16 July 2025
Boxing Punches 1-6 Explained: Perfect Technique for Beginners
Every punch in boxing is numbered 1 through 6. It's the universal language of the sport. When a coach calls out “1-2”, you throw a jab followed by a cross. When they call “3-4-5-6”, you know exactly what's coming.
But here's the thing most people get wrong: the punches aren't six separate techniques. They all come from the same foundation - your stance, your shape, and your rotation. If those three pillars are wrong, it doesn't matter how fast your hands are. Your punches will lack power, leave you off-balance, and open you up to counters.
Before You Throw: Get the Foundation Right
Everything comes off rotation - from about 0° through to 180°. A jab is a small rotation. A cross is a bigger one. Hooks and uppercuts use different axes entirely. But none of that works if your stance and shape aren't set up properly.
Most beginners set up with their shoulders at the same height and weight distributed 50/50. This looks correct from the outside, but it gives you no built-in defence. Your head sits right on the centre line where it's easiest to hit. The fix: drop your lead shoulder lower than your rear shoulder, round your back, keep your chest concave, and bring your chin down - not your shoulders up. Hinge at the back hip so your weight loads through the rear leg. This naturally moves your head further away from your opponent and creates a line of defence before you've even thrown a punch.
Punch 1: The Jab
The jab is your most important punch. Everything else sets up off of it. From your stance, extend your lead hand straight out while rotating your lead shoulder slightly forward. Start with your pinkies facing your opponent so you only need a half-turn of the wrist as you extend - knuckles rolling down and over onto the target. Your rear hand stays glued to your cheekbone. Keep your chest concave as you jab - don't open up or lean forward.

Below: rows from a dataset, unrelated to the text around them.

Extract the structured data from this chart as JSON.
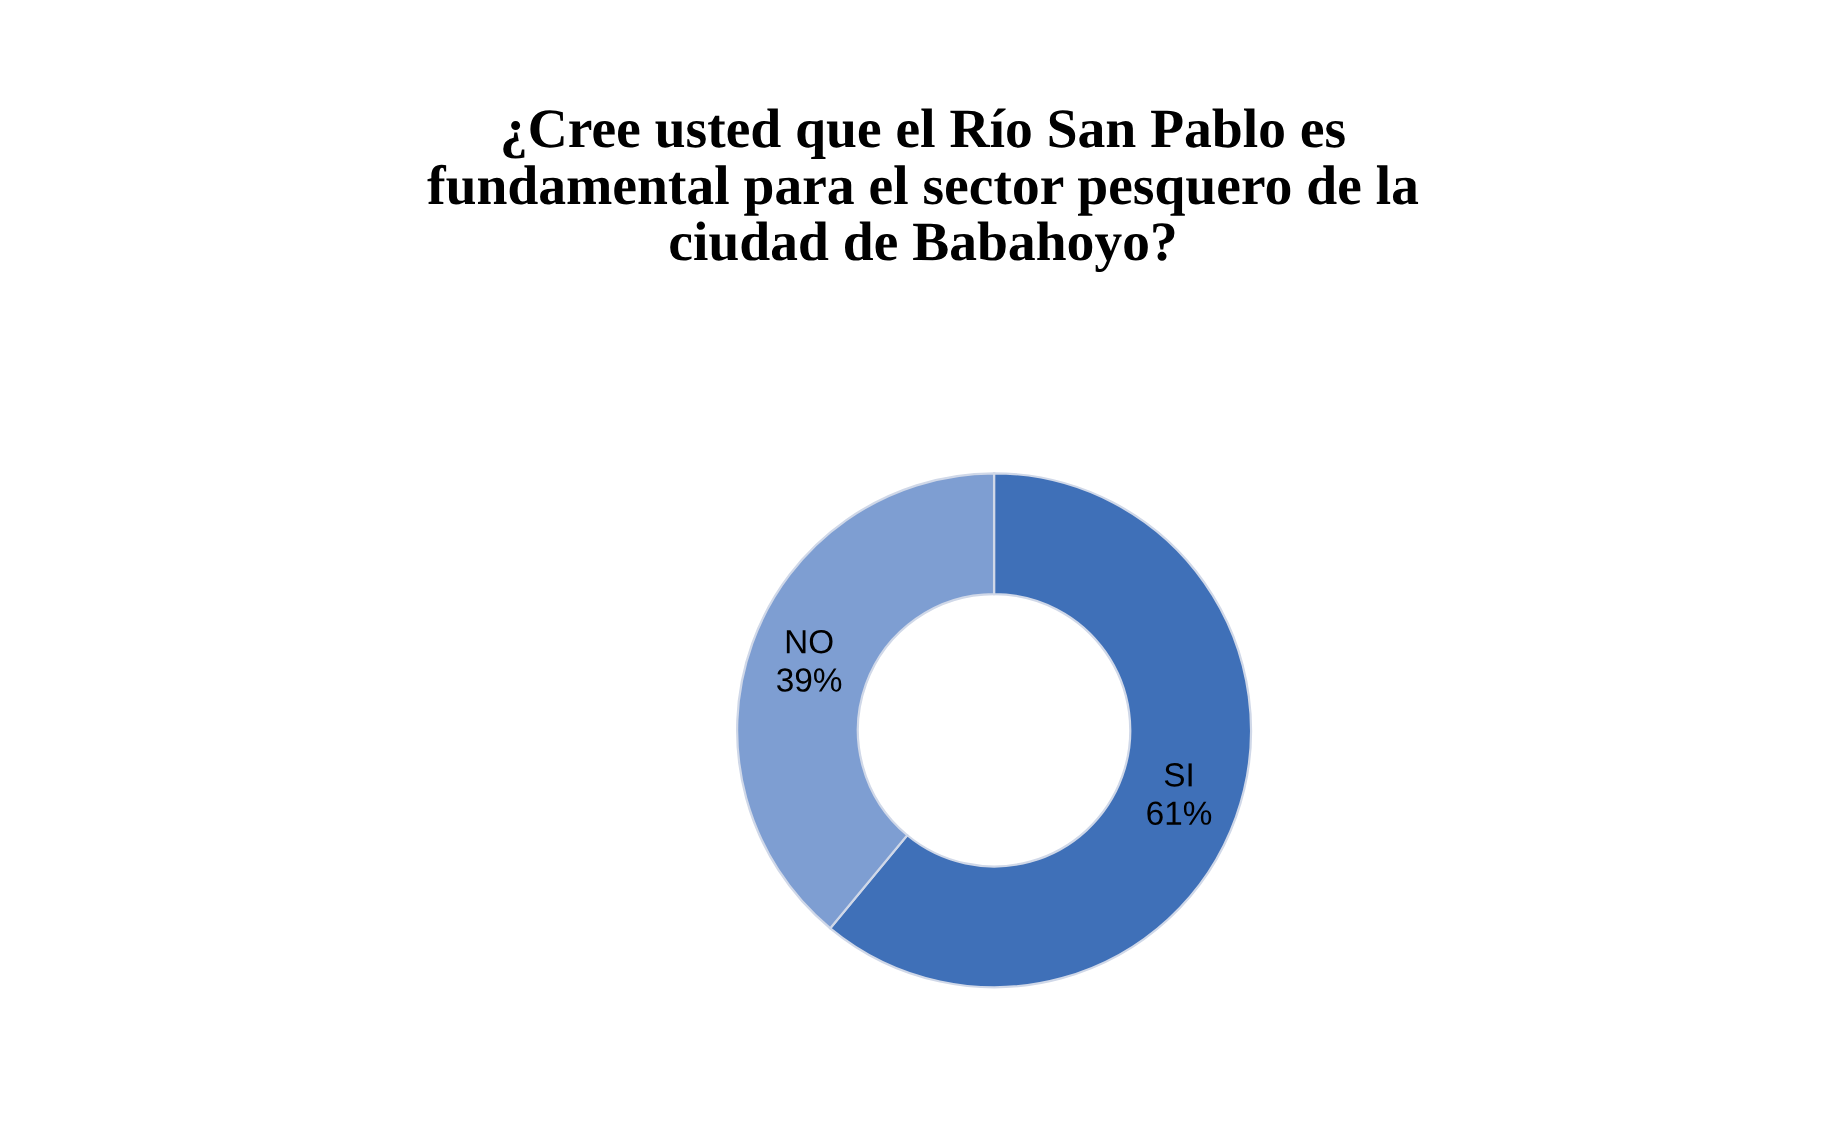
{
  "chart_data": {
    "type": "donut",
    "title": "¿Cree usted que el Río San Pablo es\nfundamental para el sector pesquero de la\nciudad de Babahoyo?",
    "categories": [
      "SI",
      "NO"
    ],
    "values": [
      61,
      39
    ],
    "value_labels": [
      "61%",
      "39%"
    ],
    "colors": [
      "#3f70b8",
      "#7e9ed2"
    ],
    "legend": false
  }
}
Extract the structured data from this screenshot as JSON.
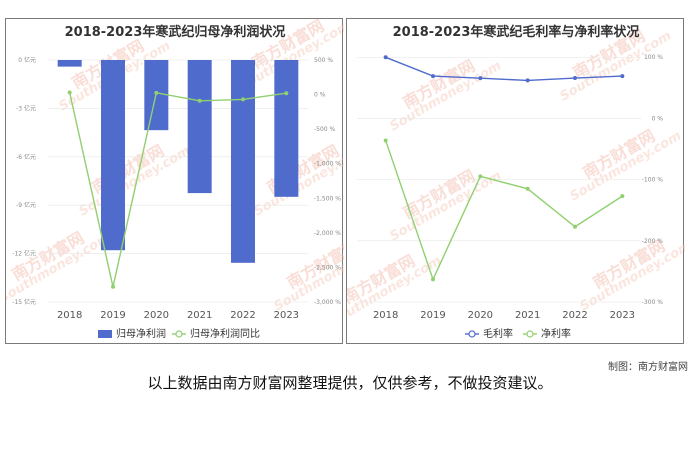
{
  "chart_data": [
    {
      "type": "bar",
      "title": "2018-2023年寒武纪归母净利润状况",
      "categories": [
        "2018",
        "2019",
        "2020",
        "2021",
        "2022",
        "2023"
      ],
      "y_left_ticks": [
        "0 亿元",
        "-3 亿元",
        "-6 亿元",
        "-9 亿元",
        "-12 亿元",
        "-15 亿元"
      ],
      "y_right_ticks": [
        "500 %",
        "0 %",
        "-500 %",
        "-1,000 %",
        "-1,500 %",
        "-2,000 %",
        "-2,500 %",
        "-3,000 %"
      ],
      "ylim_left": [
        -15,
        0
      ],
      "ylim_right": [
        -3000,
        500
      ],
      "series": [
        {
          "name": "归母净利润",
          "kind": "bar",
          "axis": "left",
          "color": "#4f6bcc",
          "values": [
            -0.41,
            -11.79,
            -4.35,
            -8.25,
            -12.57,
            -8.48
          ]
        },
        {
          "name": "归母净利润同比",
          "kind": "line",
          "axis": "right",
          "color": "#90d070",
          "values": [
            30,
            -2780,
            25,
            -90,
            -70,
            20
          ]
        }
      ],
      "legend_position": "bottom"
    },
    {
      "type": "line",
      "title": "2018-2023年寒武纪毛利率与净利率状况",
      "categories": [
        "2018",
        "2019",
        "2020",
        "2021",
        "2022",
        "2023"
      ],
      "y_right_ticks": [
        "100 %",
        "0 %",
        "-100 %",
        "-200 %",
        "-300 %"
      ],
      "ylim_right": [
        -300,
        120
      ],
      "series": [
        {
          "name": "毛利率",
          "color": "#4f6bcc",
          "values": [
            99.9,
            69.2,
            65.8,
            62.1,
            66.0,
            69.2
          ]
        },
        {
          "name": "净利率",
          "color": "#90d070",
          "values": [
            -36.0,
            -263.0,
            -94.6,
            -115.0,
            -177.0,
            -127.0
          ]
        }
      ],
      "legend_position": "bottom"
    }
  ],
  "watermark": {
    "cn": "南方财富网",
    "en": "Southmoney.com"
  },
  "credit": "制图：南方财富网",
  "disclaimer": "以上数据由南方财富网整理提供，仅供参考，不做投资建议。"
}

The power doesn't come from your arm - it comes from a small push through your lead foot and a subtle rotation of your hips. Keep it snappy. The jab that sits out there too long is the jab that gets you countered. Throw it and bring it straight back.
Punch 2: The Cross
The cross is your rear straight punch and typically your hardest shot. Make sure you're in the right stance - hips in the right position. Imagine you're turning through a centre point. Twist your hips through, pivot on your rear foot, and let the hand travel in a straight line to the target.
A common mistake: your lead foot needs to stay at a slight angle. If you keep it pointing straight while rotating through with the cross, your knee gets in the way and blocks the rotation. Always check that the lead foot allows free hip movement.
Punch 3: The Lead Hook
The lead hook is where things get interesting. It's a looping punch that travels on a horizontal arc. There are two schools of thought on hand position: palm facing you (American style, better for inside fighting) or palm facing down (Soviet style, better for long range). Both work - it depends on the distance you fight at.
The power comes from your hips rotating and your lead foot pivoting. Your arm stays at roughly 90 degrees. The most common mistake is trying to generate power with the arm instead of the body. Let the rotation do the work. Your arm is just the delivery system.
Punch 4: The Rear Hook
The rear hook is the same mechanics as the lead hook but from the other side. It's often thrown after a cross when your weight is already shifted forward. The rotation comes from your rear hip driving through and your rear foot pivoting.
This punch is devastating when timed correctly because your opponent often won't see it coming after a straight punch. The key is staying balanced throughout the rotation - don't over-commit or you'll end up falling over your front foot with nothing left to defend yourself.
Punch 5: The Lead Uppercut
Push down through your lead foot to create force from the ground. At the same time, rotate your hips and shoulders in that direction. Let your lead shoulder drop slightly. Keep your arm relaxed and tucked in close to your body. As you twist, let the energy travel upward. At the very end, allow the arm to whip up naturally into the uppercut.
The uppercut is not an arm punch. You're not scooping upward with your bicep. The power comes from the legs and hips driving upward through the rotation. If it feels like an arm exercise, something's off.
Punch 6: The Rear Uppercut
Same principle as the lead uppercut but driven off the rear foot. This is a power shot that works best at close range. Drop slightly on the rear side, rotate your hips upward and through, and let the punch travel on a vertical line.
Beginners often want to wind up for this one. Don't. The less telegraphed it is, the more effective it becomes. If you're pulling your hand back before throwing, you're telling your opponent exactly what's coming.
Putting It All Together
Once you can throw all six punches individually, the real work begins: combining them into fluid combinations. Start simple - 1-2 (jab-cross), then 1-2-3 (jab-cross-lead hook). Use the jab to set up the next punch. For example: jab, jab, cross, hook to the body. Or jab, cross, lead hook, rear uppercut.
After each combination, add defences and then flow straight back into the next combo. The jabs at the end of each combination aren't throwaway punches - they're tracking shots that set up everything that follows.
Most importantly, drill these on the bag. Round after round. The technique has to be automatic before you can use it under pressure. If you're still thinking about hand position while someone's throwing back at you, you haven't drilled enough.